Caroline Herschel hat sich inzwischen als Astronomin einen Namen gemacht. Ihr Bruder Wilhelm, der berühmte Astronom, braucht sie als Assistentin. Und Caroline braucht ihn, um in der Wissenschaft Gehör zu finden. Doch ihre symbiotische Beziehung ist in Gefahr: Wilhelm hat geheiratet …
Die Räume über der Werkstatt wurden zu einer kleinen Wohnung für Caroline ausgebaut. Im November erhielt sie Besuch von einer Gruppe französischer Astronomen, darunter Pierre Méchain, ein Kollege von Messier und ebenfalls Kometenjäger.
Die zwei Tage seiner Anwesenheit waren für Caroline ein Lichtblick in dunklen Monaten. Nach Kometen zu suchen war etwas, was sie auch weiterhin allein würde tun können, dafür brauchte sie weder einen Bruder noch das größte Teleskop der Welt.
Im Februar schrieb Alexander, Margaret sei einer Krankheit erlegen. Nach der Beerdigung reiste er nach Slough und saß mit Caroline in dem kalten Dachgeschoss, das bald ihr Heim sein sollte, über einer Tasse Tee. Worte waren überflüssig, die Geschwister verstanden einander in ihrer Einsamkeit.
Caroline assistierte Wilhelm weiterhin bei seinen Beobachtungen. Bald würden sie die Positionen von zweitausend Nebeln kennen. Gewissenhaft wie eh und je notierte Caroline alle Vorkommnisse in ihrem Tagebuch, aber über Mary und die Hochzeitsvorbereitungen verlor sie keine Silbe. Das Ereignis des achten Mai formulierte sie lapidar. Sie habe viel zu tun gehabt, um Wilhelms Haushalt ordentlich zu hinterlassen, denn um den werde sie sich ab heute nicht mehr kümmern.
Die zwei Zimmer ihres neuen Zuhauses hatten ungeschliffene Bodenbretter wie ein Heuschober. Im Haupthaus bereiteten eine Köchin und ein Mädchen unter der Woche Mahlzeiten zu, die Caroline manchmal mit den Arbeitern einnahm. Ihre Zimmer putzte sie selbst, aber das bedeutete auch, niemals mehr etwas suchen zu müssen, das jemand anders verräumt hatte.
Wenn ich ein Buch aufgeschlagen liegen lasse, verblättert es niemand beim Staubwischen.
Doch das Beste aus allem zu machen, ohne zu klagen, raubte Caroline Kraft. Der letzte Tagebucheintrag hatte sie Stunden gekostet. Während der Trauungszeremonie in der Kirche hatte sie mitleidige Blicke auf sich gespürt, und bei dem Lied, das sie auf das glückliche Paar anstimmen sollte, wäre sie an dem Kloß in ihrem Hals beinahe erstickt. Später musste sie einen Toast aussprechen und dazu lächeln. All diese Heuchelei! So konnte sie nicht leben.

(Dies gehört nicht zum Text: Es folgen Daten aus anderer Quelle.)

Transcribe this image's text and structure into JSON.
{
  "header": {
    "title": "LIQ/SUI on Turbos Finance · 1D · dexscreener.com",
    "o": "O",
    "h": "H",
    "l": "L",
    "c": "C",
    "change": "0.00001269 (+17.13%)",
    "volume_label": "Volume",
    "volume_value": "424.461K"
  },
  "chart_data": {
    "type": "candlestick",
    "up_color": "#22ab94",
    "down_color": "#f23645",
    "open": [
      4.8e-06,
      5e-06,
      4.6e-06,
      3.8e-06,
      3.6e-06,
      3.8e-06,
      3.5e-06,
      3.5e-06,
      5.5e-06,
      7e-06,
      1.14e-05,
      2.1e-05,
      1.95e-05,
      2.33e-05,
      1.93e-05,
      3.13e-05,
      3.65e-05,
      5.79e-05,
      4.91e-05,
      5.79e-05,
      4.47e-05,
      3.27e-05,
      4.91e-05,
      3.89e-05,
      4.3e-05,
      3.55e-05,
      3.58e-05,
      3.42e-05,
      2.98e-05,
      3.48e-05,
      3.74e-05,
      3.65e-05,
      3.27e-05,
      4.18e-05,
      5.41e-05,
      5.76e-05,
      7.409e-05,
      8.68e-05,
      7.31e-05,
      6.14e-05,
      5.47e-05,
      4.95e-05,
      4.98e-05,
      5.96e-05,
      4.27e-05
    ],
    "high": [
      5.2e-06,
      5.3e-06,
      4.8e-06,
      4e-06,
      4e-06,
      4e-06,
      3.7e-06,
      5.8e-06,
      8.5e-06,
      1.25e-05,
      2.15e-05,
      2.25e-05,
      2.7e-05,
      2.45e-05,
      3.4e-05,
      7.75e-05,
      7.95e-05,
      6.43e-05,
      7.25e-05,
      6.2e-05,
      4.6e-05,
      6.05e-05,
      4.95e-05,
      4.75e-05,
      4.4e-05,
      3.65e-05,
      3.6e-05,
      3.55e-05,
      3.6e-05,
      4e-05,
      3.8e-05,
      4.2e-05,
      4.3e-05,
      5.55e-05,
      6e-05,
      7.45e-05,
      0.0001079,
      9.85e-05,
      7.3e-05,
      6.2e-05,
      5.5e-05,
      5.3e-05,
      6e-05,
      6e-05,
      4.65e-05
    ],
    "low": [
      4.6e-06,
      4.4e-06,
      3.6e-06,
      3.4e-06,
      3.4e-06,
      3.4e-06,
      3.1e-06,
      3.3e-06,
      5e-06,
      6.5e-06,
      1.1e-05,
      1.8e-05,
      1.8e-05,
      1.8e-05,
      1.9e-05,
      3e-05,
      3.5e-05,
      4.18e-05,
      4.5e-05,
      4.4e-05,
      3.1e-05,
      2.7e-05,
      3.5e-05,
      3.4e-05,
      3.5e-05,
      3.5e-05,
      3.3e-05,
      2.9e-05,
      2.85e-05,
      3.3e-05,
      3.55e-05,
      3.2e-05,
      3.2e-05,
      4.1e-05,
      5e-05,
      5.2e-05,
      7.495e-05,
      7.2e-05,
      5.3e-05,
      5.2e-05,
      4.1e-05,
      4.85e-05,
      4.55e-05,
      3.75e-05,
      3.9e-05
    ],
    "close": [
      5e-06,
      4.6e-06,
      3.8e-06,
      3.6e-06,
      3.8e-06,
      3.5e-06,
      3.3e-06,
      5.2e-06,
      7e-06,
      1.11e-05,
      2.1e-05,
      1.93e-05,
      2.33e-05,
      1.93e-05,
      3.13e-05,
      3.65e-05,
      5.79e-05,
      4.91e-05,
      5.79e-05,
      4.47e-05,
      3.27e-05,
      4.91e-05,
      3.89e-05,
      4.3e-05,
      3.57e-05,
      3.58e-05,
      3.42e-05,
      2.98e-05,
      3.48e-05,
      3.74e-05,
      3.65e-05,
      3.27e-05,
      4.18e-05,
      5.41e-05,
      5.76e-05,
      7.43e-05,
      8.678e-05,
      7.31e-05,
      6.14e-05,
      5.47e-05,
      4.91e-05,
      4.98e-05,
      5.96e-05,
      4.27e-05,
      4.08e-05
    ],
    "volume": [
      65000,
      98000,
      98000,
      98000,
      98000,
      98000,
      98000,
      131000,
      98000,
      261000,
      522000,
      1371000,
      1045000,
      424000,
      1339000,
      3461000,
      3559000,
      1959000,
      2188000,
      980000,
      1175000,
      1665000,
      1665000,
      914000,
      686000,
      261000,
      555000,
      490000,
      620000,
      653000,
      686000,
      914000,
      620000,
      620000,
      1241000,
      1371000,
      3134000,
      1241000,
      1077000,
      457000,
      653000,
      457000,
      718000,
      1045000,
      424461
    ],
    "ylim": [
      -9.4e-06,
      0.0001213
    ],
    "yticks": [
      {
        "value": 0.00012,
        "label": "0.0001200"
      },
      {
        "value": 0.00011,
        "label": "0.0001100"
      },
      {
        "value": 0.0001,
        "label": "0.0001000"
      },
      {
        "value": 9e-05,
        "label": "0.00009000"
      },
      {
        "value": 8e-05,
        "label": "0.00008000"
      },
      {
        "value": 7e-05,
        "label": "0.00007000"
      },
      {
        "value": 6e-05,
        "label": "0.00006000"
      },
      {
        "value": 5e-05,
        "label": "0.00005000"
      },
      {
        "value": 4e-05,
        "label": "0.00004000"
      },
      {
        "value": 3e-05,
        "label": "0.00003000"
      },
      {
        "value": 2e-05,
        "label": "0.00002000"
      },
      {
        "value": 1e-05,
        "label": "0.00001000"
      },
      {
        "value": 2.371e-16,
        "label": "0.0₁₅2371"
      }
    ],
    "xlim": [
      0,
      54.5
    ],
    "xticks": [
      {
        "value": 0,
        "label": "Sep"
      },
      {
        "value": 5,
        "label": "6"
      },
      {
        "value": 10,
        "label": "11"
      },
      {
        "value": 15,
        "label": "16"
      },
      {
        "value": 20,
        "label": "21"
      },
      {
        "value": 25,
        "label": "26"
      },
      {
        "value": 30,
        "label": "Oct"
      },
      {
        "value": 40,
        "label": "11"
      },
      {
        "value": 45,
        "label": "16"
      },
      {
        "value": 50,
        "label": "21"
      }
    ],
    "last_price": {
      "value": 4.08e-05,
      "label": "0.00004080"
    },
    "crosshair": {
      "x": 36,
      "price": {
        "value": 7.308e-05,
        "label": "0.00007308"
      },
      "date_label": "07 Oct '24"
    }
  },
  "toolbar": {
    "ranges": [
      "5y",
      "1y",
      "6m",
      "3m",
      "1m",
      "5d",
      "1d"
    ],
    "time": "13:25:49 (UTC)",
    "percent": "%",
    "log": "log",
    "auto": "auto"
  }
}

Sie klappte das Tagebuch zu und legte es zu den bereits vollgeschriebenen. Mit dem heutigen Tag begann für Caroline ein neues Kapitel in ihrem Leben, und das erforderte ein neues Buch. Sie nahm eines von dem Stapel, den sie immer vorrätig hatte, schlug es auf und zögerte. Die Seiten waren so hell. Passten ihre Gedanken darauf?
Caroline zog das Kleid aus, das sie bei der Trauung getragen hatte, und setzte sich in Arbeitssachen an den einzigen Tisch. Im letzten Licht des Tages begann sie zu schreiben. Sie leerte alles Angestaute auf das Papier, schimpfte über Mary, klagte über Wilhelms Verrat und verwünschte die eigene Gutgläubigkeit, denn, wenn sie es sich genau überlegte, hatte ihr Bruder ihr nie etwas versprochen. Als sie geendet hatte, klappte sie das Buch zu, ohne das Trocknen der Tinte abzuwarten. Sie fühlte sich erleichtert. Das neue Tagebuch legte sie in ein Ledersäckchen. Sorgfältig versteckte sie es im Holzschuppen unter Brettern und Erde.